Wederski’s concern was the increase in spending toward crime prevention, and the need to continue to keep up with the 14- to 17-yea- old juveniles already caught in the crime cycle.
The adult corrections budget was decreased about $2,700 from last year.
Commissioners approved the request.
Health department fix-up
Jan Moffitt, director of the Marion County Health Department, requested funds for new vertical blinds and wallpaper for the department.
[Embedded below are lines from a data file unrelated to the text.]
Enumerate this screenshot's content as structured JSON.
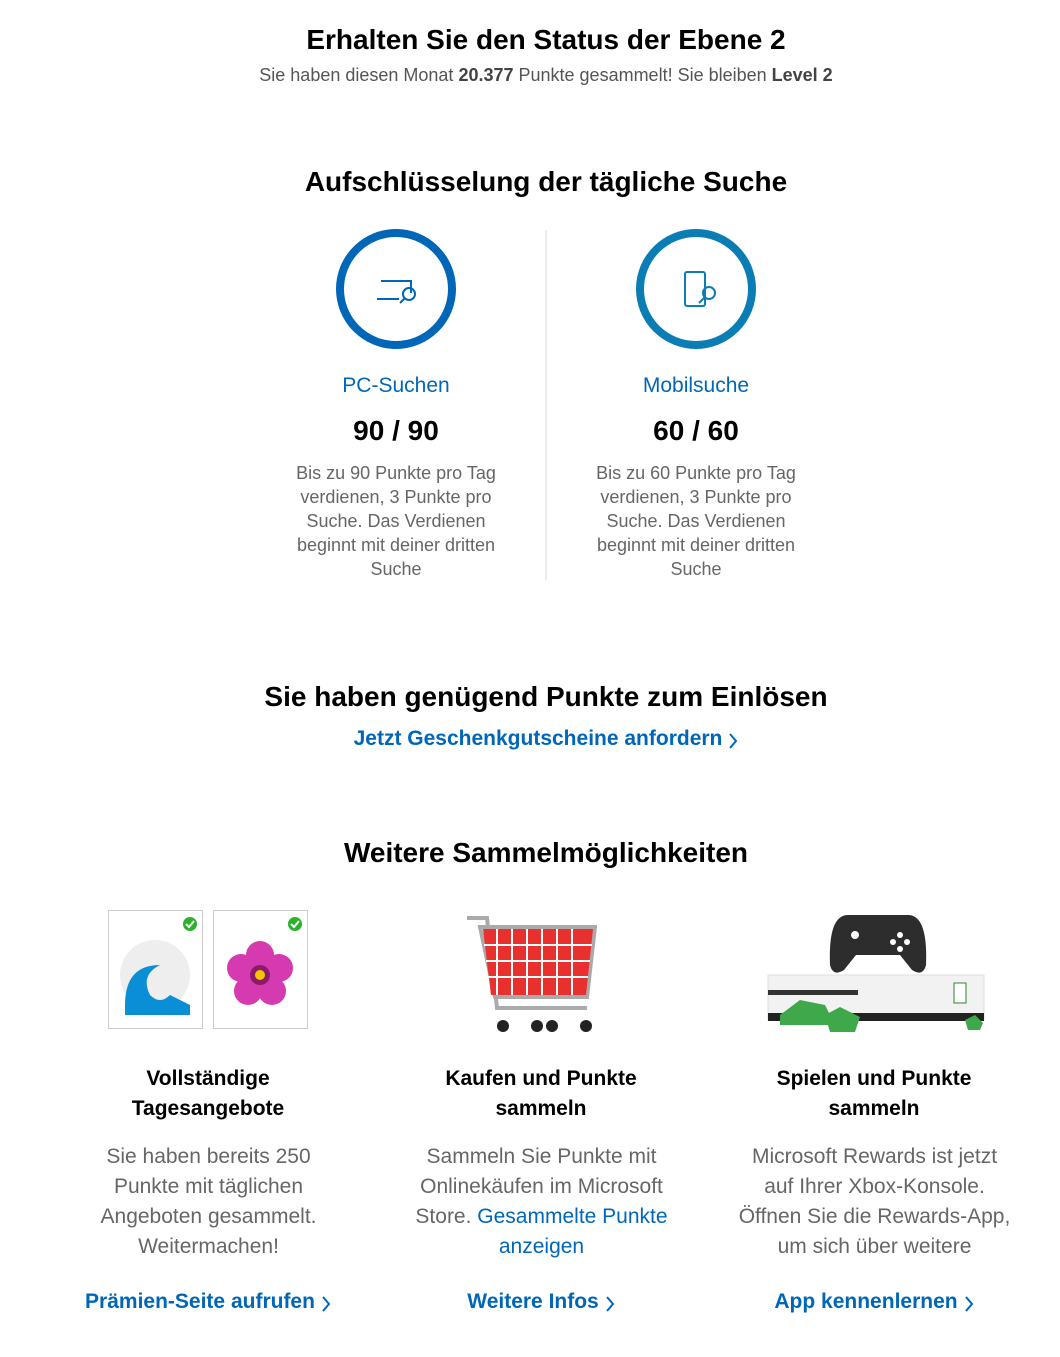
{
  "status": {
    "title": "Erhalten Sie den Status der Ebene 2",
    "subtitle": [
      "Sie haben diesen Monat ",
      "20.377",
      " Punkte gesammelt! Sie bleiben ",
      "Level 2"
    ]
  },
  "breakdown": {
    "title": "Aufschlüsselung der tägliche Suche",
    "cards": [
      {
        "label": "PC-Suchen",
        "progress": "90 / 90",
        "description": "Bis zu 90 Punkte pro Tag verdienen, 3 Punkte pro Suche. Das Verdienen beginnt mit deiner dritten Suche"
      },
      {
        "label": "Mobilsuche",
        "progress": "60 / 60",
        "description": "Bis zu 60 Punkte pro Tag verdienen, 3 Punkte pro Suche. Das Verdienen beginnt mit deiner dritten Suche"
      }
    ]
  },
  "redeem": {
    "title": "Sie haben genügend Punkte zum Einlösen",
    "link": "Jetzt Geschenkgutscheine anfordern"
  },
  "more": {
    "title": "Weitere Sammelmöglichkeiten",
    "items": [
      {
        "title": "Vollständige Tagesangebote",
        "description": "Sie haben bereits 250 Punkte mit täglichen Angeboten gesammelt. Weitermachen!",
        "link": "Prämien-Seite aufrufen"
      },
      {
        "title": "Kaufen und Punkte sammeln",
        "description": "Sammeln Sie Punkte mit Onlinekäufen im Microsoft Store.",
        "description_link": "Gesammelte Punkte anzeigen",
        "link": "Weitere Infos"
      },
      {
        "title": "Spielen und Punkte sammeln",
        "description": "Microsoft Rewards ist jetzt auf Ihrer Xbox-Konsole. Öffnen Sie die Rewards-App, um sich über weitere",
        "link": "App kennenlernen"
      }
    ]
  }
}
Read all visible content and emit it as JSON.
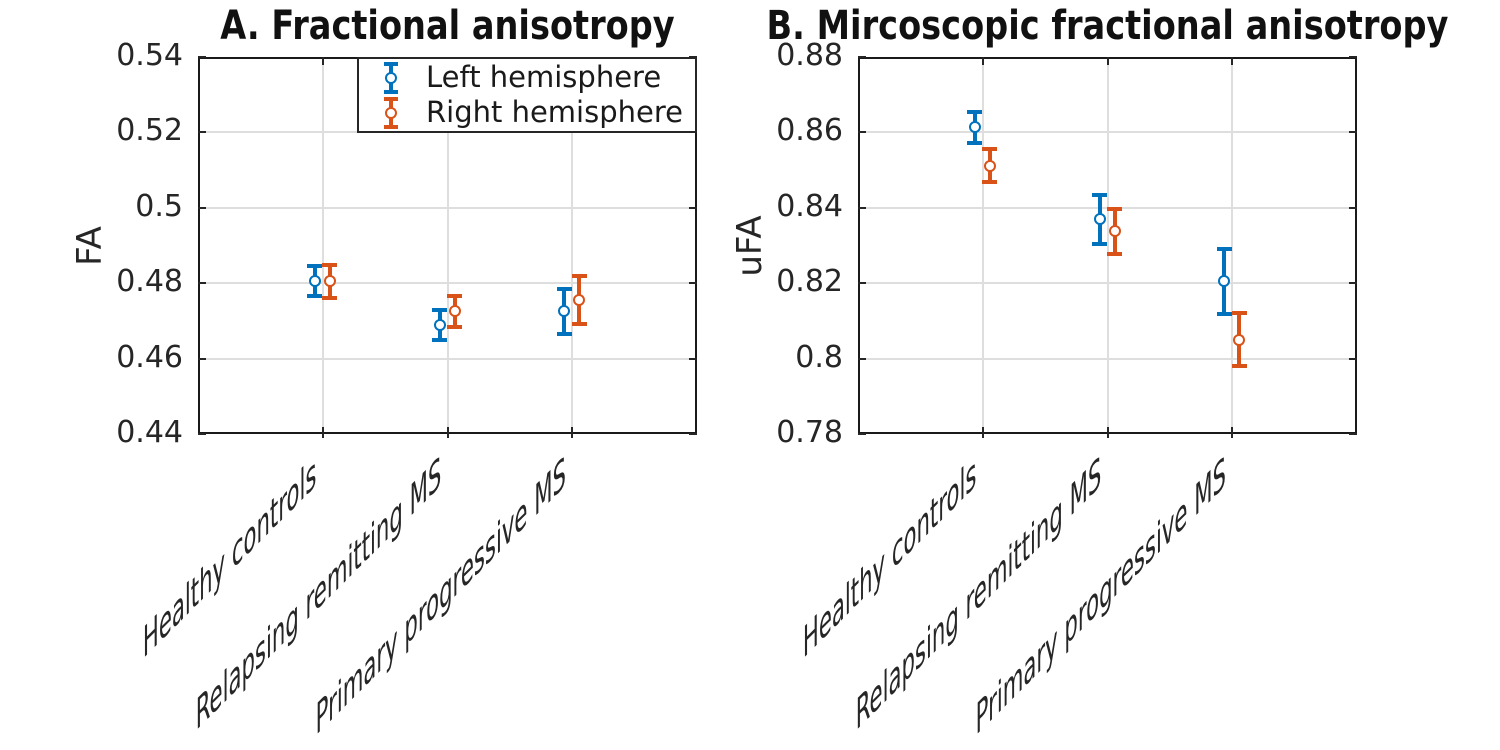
{
  "figure": {
    "background": "#ffffff",
    "axis_color": "#1a1a1a",
    "grid_color": "#dedede",
    "tick_text_color": "#262626",
    "legend": {
      "location": "top-right-of-left-panel",
      "items": [
        {
          "label": "Left hemisphere",
          "color": "#0072BD"
        },
        {
          "label": "Right hemisphere",
          "color": "#D95319"
        }
      ]
    }
  },
  "chart_data": [
    {
      "id": "A",
      "type": "scatter",
      "subtype": "errorbar",
      "title": "A. Fractional anisotropy",
      "ylabel": "FA",
      "xlabel": "",
      "ylim": [
        0.44,
        0.54
      ],
      "yticks": [
        0.44,
        0.46,
        0.48,
        0.5,
        0.52,
        0.54
      ],
      "ytick_labels": [
        "0.44",
        "0.46",
        "0.48",
        "0.5",
        "0.52",
        "0.54"
      ],
      "categories": [
        "Healthy controls",
        "Relapsing remitting MS",
        "Primary progressive MS"
      ],
      "xtick_angle": 45,
      "grid": true,
      "legend_visible": true,
      "series": [
        {
          "name": "Left hemisphere",
          "color": "#0072BD",
          "marker": "o",
          "means": [
            0.4805,
            0.469,
            0.4725
          ],
          "errors": [
            0.004,
            0.004,
            0.006
          ]
        },
        {
          "name": "Right hemisphere",
          "color": "#D95319",
          "marker": "o",
          "means": [
            0.4805,
            0.4725,
            0.4755
          ],
          "errors": [
            0.0043,
            0.0042,
            0.0063
          ]
        }
      ]
    },
    {
      "id": "B",
      "type": "scatter",
      "subtype": "errorbar",
      "title": "B. Mircoscopic fractional anisotropy",
      "ylabel": "uFA",
      "xlabel": "",
      "ylim": [
        0.78,
        0.88
      ],
      "yticks": [
        0.78,
        0.8,
        0.82,
        0.84,
        0.86,
        0.88
      ],
      "ytick_labels": [
        "0.78",
        "0.8",
        "0.82",
        "0.84",
        "0.86",
        "0.88"
      ],
      "categories": [
        "Healthy controls",
        "Relapsing remitting MS",
        "Primary progressive MS"
      ],
      "xtick_angle": 45,
      "grid": true,
      "legend_visible": false,
      "series": [
        {
          "name": "Left hemisphere",
          "color": "#0072BD",
          "marker": "o",
          "means": [
            0.8613,
            0.837,
            0.8205
          ],
          "errors": [
            0.0042,
            0.0065,
            0.0086
          ]
        },
        {
          "name": "Right hemisphere",
          "color": "#D95319",
          "marker": "o",
          "means": [
            0.8512,
            0.8338,
            0.805
          ],
          "errors": [
            0.0044,
            0.006,
            0.007
          ]
        }
      ]
    }
  ]
}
She said it was needed and would give the department a “cleaner, brighter” atmosphere.
The commission approved the $772 expenditure and Moffitt said an open house would be held after the “fix-up.”
The Health Department offered a special program for senior citizens last week, and has decided to extend the program through this week.
Fasting blood tests for glucose, cholesterol/ lipid profile, and blood pressures will be taken through noon on Friday, Aug. 25, for $5. Results will be available next Monday and Tuesday, Aug. 28 and 29.
Classes will be offered on those two days on nutrition and cholesterol, nutrition and diabetes, and nutrition and osteoporosis.
Bids on roller machines
Gerald Kelsey and Gary Loveless of the Road and Bridge Department offered several bids that have been submitted for a new roller machine.
Peterson asked Kelsey and Loveless to review the bids and make a recommendation at next week’s meeting.
In other business, commissioners Peterson and Hein approved several rezoning resolutions:
n Amelia Vinduska’s property from agricultural to suburban;
n KC “Buck” Alley’s property on the east side of the county lake from suburban residential to single family dwelling;
n Conditional use status for the property north of Durham that Kevin and Javonni Gresham will be using to raise greyhounds. The are restricted to no more than 225 dogs. Also the couple will need to live on the property, and the dog waste will be treated as special waste and not part of the trash system.
n Land owned by Troy Wiebe from agricultural to rural residential; he also requested a conditional-use permit to establish up to three greenhouses.
n Land owned by Doug and Cherie Hett from agricultural to residential to enable them to build a new home west of Marion.
Meanwhile, Dennis Nichols, Marion city administrator, sent a letter to the commissioners regarding a firework display at the Marion County Lake over Labor Day.
The display will be held at 9 p.m. Sunday evening, following the ice cream social and gospel concert in Florence.
Clint Anderson, county appraiser, requested $489 to install an ethernet card in the present system printer. Request was approved.